Show HN: Kiwii – Manage how partners and friends share your message - shuzhang
http://www.kiwii.co/
======
shuzhang
Hi guys, quick intro - a good friend of mine came to me with a problem last
year. He was running an incubator, a large tech conference and was involved in
a lot of other local events. He was constantly crafting tweets for influencers
and marketing partners to promote his events. He'd send people suggested
messages, suggested schedules etc. just through email. It was time consuming
and tough to manage, partners would often forget or accidentally schedule
posts for the wrong time and botch announcements. Moreover, he had very little
visibility on how much traffic and conversions each partner brought in.

So the 2 of us and a few more of our friends came together and made a side
project out of this. Kiwii lets you create and edit a campaign of social
messages and send a single link to all your partners. The partners can choose
which tweets to opt in to and adjust the messages as necessary and schedule
them directly from our tool. You also get a dashboard to see exactly how
effective each of your partners are.

Our first 'big customer' was Traction conference in Vancouver, and the tool
seemed to be helpful, raising their social traffic by 15x as compared to the
year before: [https://medium.com/@getkiwii/case-study-how-traction-
confere...](https://medium.com/@getkiwii/case-study-how-traction-conference-
used-kiwii-to-increase-its-social-traffic-by-15x-d0a6d1bed0c5)

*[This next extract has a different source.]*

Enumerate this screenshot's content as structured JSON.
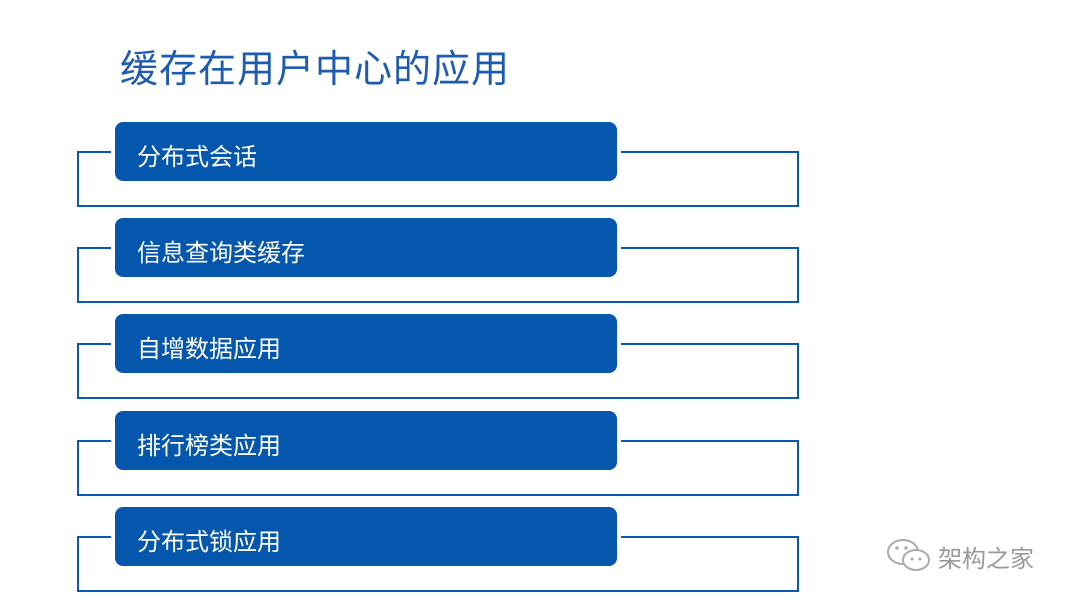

However, we're struggling to find product market fit. We thought we'd target
conference and event organizers, but for them, usage is very seasonal, the
market is fairly small and social media marketing is often not their top
priority.

We actually shelved the project a while ago, but recently decided to give it
one more shot. Try to get some visibility on what we're doing and try to get
some feedback. We think there is some real value here and hope to find some
feedback that tells us how to get to something viable. So, that's why I'm
posting it here, love to hear your thoughts on the project. Thanks!